Однажды утром бог весть как попадаю на Керепешское кладбище, где усердно втолковываю директору, до какой степени я против сожжения умерших (газеты вновь подняли вопрос о крематории), считая это насилием; ведь мертвое тело не настолько мертво, как нам кажется, во всяком случае, кто решится утверждать, будто бы в нем нет никакой необходимости: я имею в виду не природный обмен, не азот, нужный для растений, но вдруг рано или поздно обнаружится, что нам самим, нашей душе или той неуловимой субстанции, которую мы так называем, важно, чтооы она разлагалась именно так, медленно и постепенно, как ей и положено, – ведь не исключено, что эфемерно нежная материя астральных тел формируется именно из этих останков.
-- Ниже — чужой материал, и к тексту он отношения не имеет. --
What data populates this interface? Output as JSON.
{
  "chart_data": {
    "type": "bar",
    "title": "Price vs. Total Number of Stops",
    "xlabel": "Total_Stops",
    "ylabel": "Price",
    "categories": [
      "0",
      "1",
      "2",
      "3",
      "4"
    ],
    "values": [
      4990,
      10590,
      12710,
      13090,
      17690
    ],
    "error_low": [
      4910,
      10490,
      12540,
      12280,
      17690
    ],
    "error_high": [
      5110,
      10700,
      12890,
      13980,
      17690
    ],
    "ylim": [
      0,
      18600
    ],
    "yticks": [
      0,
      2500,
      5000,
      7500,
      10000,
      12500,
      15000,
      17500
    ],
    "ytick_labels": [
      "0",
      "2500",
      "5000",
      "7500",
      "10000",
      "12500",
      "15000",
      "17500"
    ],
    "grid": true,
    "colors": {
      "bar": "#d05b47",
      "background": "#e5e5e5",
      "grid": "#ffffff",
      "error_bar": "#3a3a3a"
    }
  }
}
Всю дорогу домой я казнюсь от стыда: директор теперь небось думает обо мне, будто я мистик и оккультист, а я лишь хотел объяснить ему, что всему свой срок, и естественный темп явлений ускорять ни в коем случае не следует.

Так и проходят дни. Время от времени я хожу лечить уши, поскольку поезда внутри как начали ходить, так и ходят с тех пор регулярно, отправляясь каждый божий день ровно в семь часов вечера, я уже приобвык и не слишком обращаю на них внимание, иногда меня это даже забавляет, и я не огорчаюсь, что явление это не прекращается. Что ж, пусть их едут, эти поезда, глядишь, куда-нибудь и приедут.

Мы ужинаем у X. вместе с давним моим приятелем – известным поэтом и стилистом, и еще одним весьма занятным человеком – невропатологом, с которым я тут и познакомился. Приятель мой – добропорядочный солидный человек – в свои пятьдесят лет ухитрился влюбиться; романтически молчаливый, скрытный, он ведет себя, как во времена своей двадцатилетней юности, и даже лицом помолодел. После ужина мы выходим на улицу вдвоем с невропатологом. Я с завистью отзываюсь о нашем приятеле: еще бы, какую сенсацию вызвал он этой своей любовью, – и пораженный, узнаю, что он тяжело болен, у него серьезное органическое заболевание; однако на сей раз мне почему-то не приходит в голову привычная утешительная мысль, посетившая меня и во время просмотра узкопленочного фильма, – мысль о том, что со мной подобного случиться не может.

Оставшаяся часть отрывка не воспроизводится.